Eu pequena e ela grande

24.3.10

Sempre tivemos uma relação complicada, eu e ela. Desde que éramos pequenas, que dizer, eu pequena e ela grande, ela sempre grande, sempre muito grande. Então eu olhava para ela com um ar de desprezo, com aquela cara de nojinho que fazemos sempre que vemos uma lesma gosmenta pelo chão. Nojo, repulsão, horror. Era isso que eu sentia por ela. Desculpem. É a verdade. Claro que a nossa história não vem de agora, nem de quando éramos pequenas (eu pequena e ela grande), vem do tempo que em nós ainda só éramos um subconsciente. Daquele tempo do qual só recordo uma pequena e concisa frase: “Hei, qualquer dia podes voar”, diziam-lhe. E eu ali, chorando e remoendo-me de inveja. Sempre sonhei em ser um pássaro.
Mas nasci mulher e, como todo o ser humano, lá tive de aprender a lidar com o absurdo da existência. E como, por mais que eu evitasse, disfarçasse, mascarasse, ela acabava sempre por aparecer, eu resolvia o problema na faca.
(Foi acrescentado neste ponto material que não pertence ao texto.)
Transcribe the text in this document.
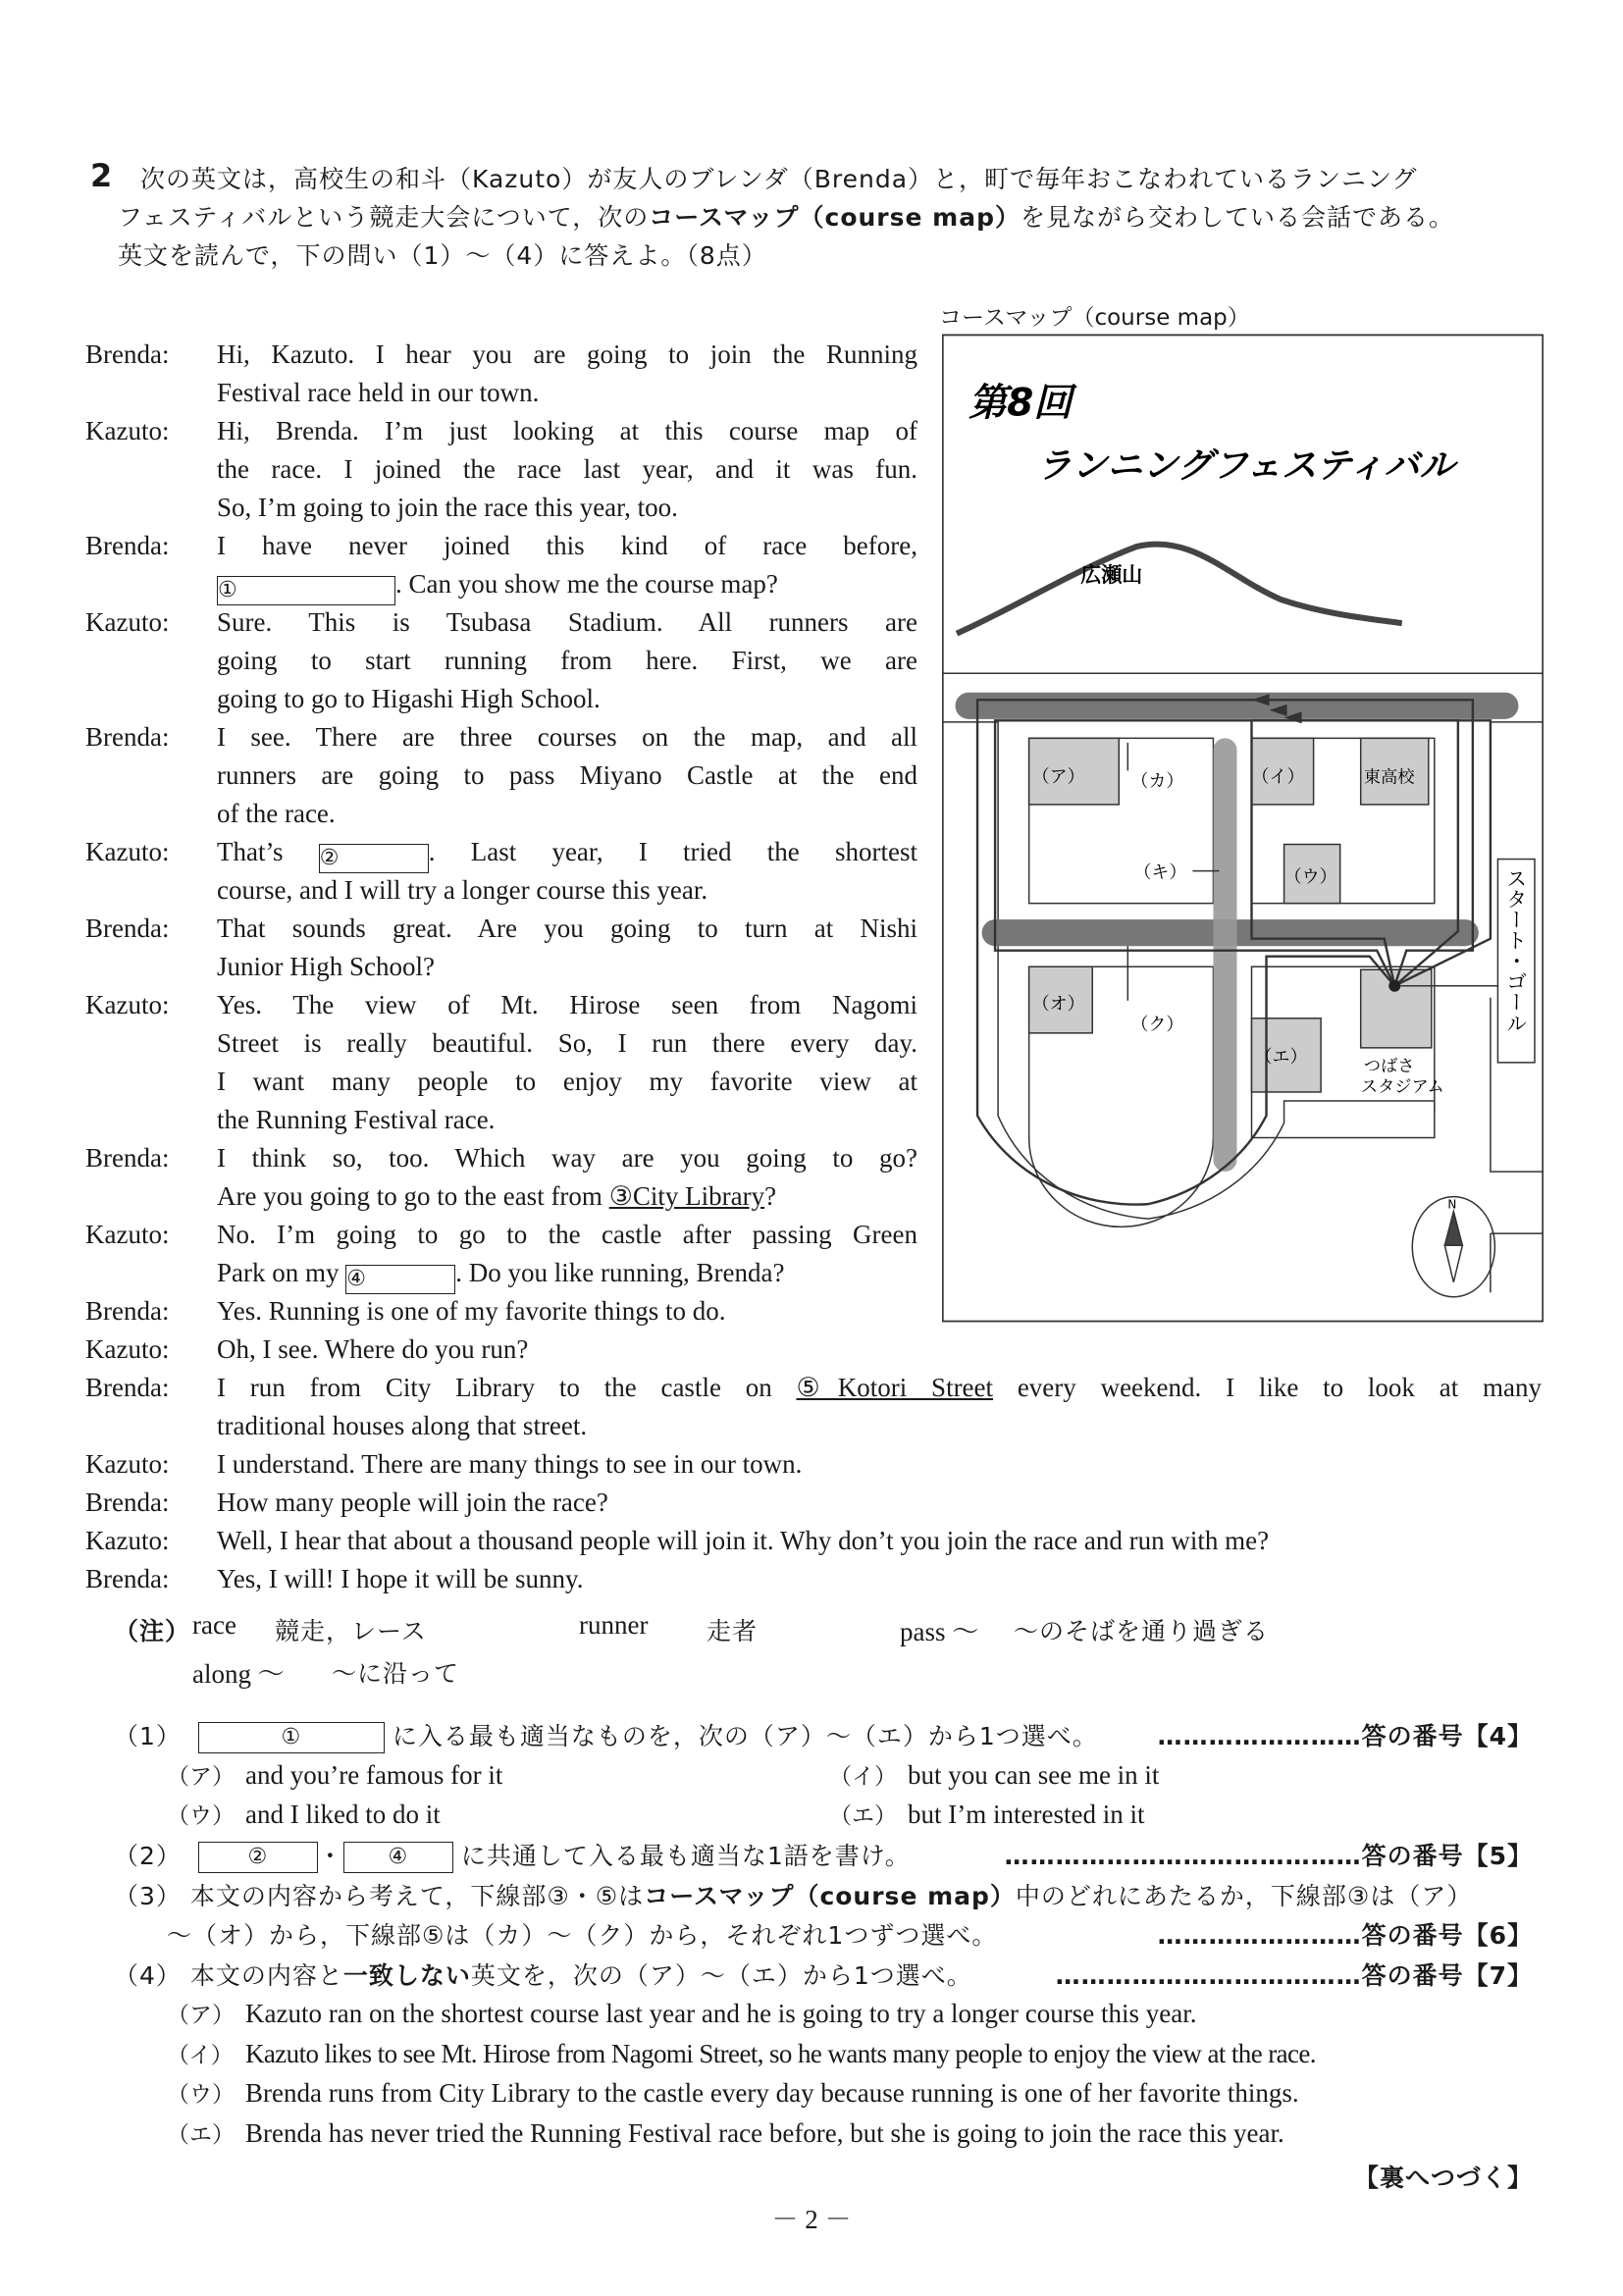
2 次の英文は，高校生の和斗（Kazuto）が友人のブレンダ（Brenda）と，町で毎年おこなわれているランニング
フェスティバルという競走大会について，次のコースマップ（course map）を見ながら交わしている会話である。
英文を読んで，下の問い（1）～（4）に答えよ。（8点）
コースマップ（course map）
第8回
ランニングフェスティバル
広瀬山
（ア）	（イ）
（ウ）
（エ）
（オ）
（カ）
（キ）
（ク）
東高校
つばさ
スタジアム
スタート・ゴール
N
Brenda:	Hi, Kazuto. I hear you are going to join the Running
Festival race held in our town.
Kazuto:	Hi, Brenda. I’m just looking at this course map of
the race. I joined the race last year, and it was fun.
So, I’m going to join the race this year, too.
Brenda:	I have never joined this kind of race before,
①	. Can you show me the course map?
Kazuto:	Sure. This is Tsubasa Stadium. All runners are
going to start running from here. First, we are
going to go to Higashi High School.
Brenda:	I see. There are three courses on the map, and all
runners are going to pass Miyano Castle at the end
of the race.
Kazuto:	That’s ②	. Last year, I tried the shortest
course, and I will try a longer course this year.
Brenda:	That sounds great. Are you going to turn at Nishi
Junior High School?
Kazuto:	Yes. The view of Mt. Hirose seen from Nagomi
Street is really beautiful. So, I run there every day.
I want many people to enjoy my favorite view at
the Running Festival race.
Brenda:	I think so, too. Which way are you going to go?
Are you going to go to the east from ③City Library?
Kazuto:	No. I’m going to go to the castle after passing Green
Park on my ④	. Do you like running, Brenda?
Brenda:	Yes. Running is one of my favorite things to do.
Kazuto:	Oh, I see. Where do you run?
Brenda:	I run from City Library to the castle on ⑤Kotori Street every weekend. I like to look at many
traditional houses along that street.
Kazuto:	I understand. There are many things to see in our town.
Brenda:	How many people will join the race?
Kazuto:	Well, I hear that about a thousand people will join it. Why don’t you join the race and run with me?
Brenda:	Yes, I will! I hope it will be sunny.
（注） race 競走，レース	runner 走者	pass ～ ～のそばを通り過ぎる
along ～ ～に沿って
（1）	①	に入る最も適当なものを，次の（ア）～（エ）から1つ選べ。 ……………………答の番号【4】
（ア） and you’re famous for it	（イ） but you can see me in it
（ウ） and I liked to do it	（エ） but I’m interested in it
（2）	② ・ ④ に共通して入る最も適当な1語を書け。	……………………………………答の番号【5】
（3） 本文の内容から考えて，下線部③・⑤はコースマップ（course map）中のどれにあたるか，下線部③は（ア）
～（オ）から，下線部⑤は（カ）～（ク）から，それぞれ1つずつ選べ。	……………………答の番号【6】
（4） 本文の内容と一致しない英文を，次の（ア）～（エ）から1つ選べ。	………………………………答の番号【7】
（ア） Kazuto ran on the shortest course last year and he is going to try a longer course this year.
（イ） Kazuto likes to see Mt. Hirose from Nagomi Street, so he wants many people to enjoy the view at the race.
（ウ） Brenda runs from City Library to the castle every day because running is one of her favorite things.
（エ） Brenda has never tried the Running Festival race before, but she is going to join the race this year.
【裏へつづく】
－ 2 －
Rasguei fotos, meti-me em lutas, bati, insultei e amuei. Eu não gostava dela. E ela, ai dela, nem sequer tinha direito a opinião.
E então agora, depois de uma vida controlando os danos, reparando os resíduos, mascarando o inevitável, ela está aqui, livre, leve e grande, cada vez maior, à vista de todos.
Hoje fiz o meu primeiro directo para a televisão, mas quem apareceu no ecrã não fui eu e o meu sotaque luso-brasileiro-italiano. Eu, e o meu cachecol roxo, presente do meu amigo das terras baixas. Eu, e a minha informação precisa, o meu sorriso-de-dez-anos-de-aparelho. Eu e, sei lá, os meus olhos verdes. Não. Quem encheu o ecrã a todo o vapor, assinou a sua carta de emancipação e gritou de pulmão cheio “estou aqui!”, foi ela. Mais uma vez, ela.
Hoje a minha orelha de Dumbo foi a protagonista de um directo para a tv. O seu primeiro directo. Por favor, uma salva de palmas em sua homenagem.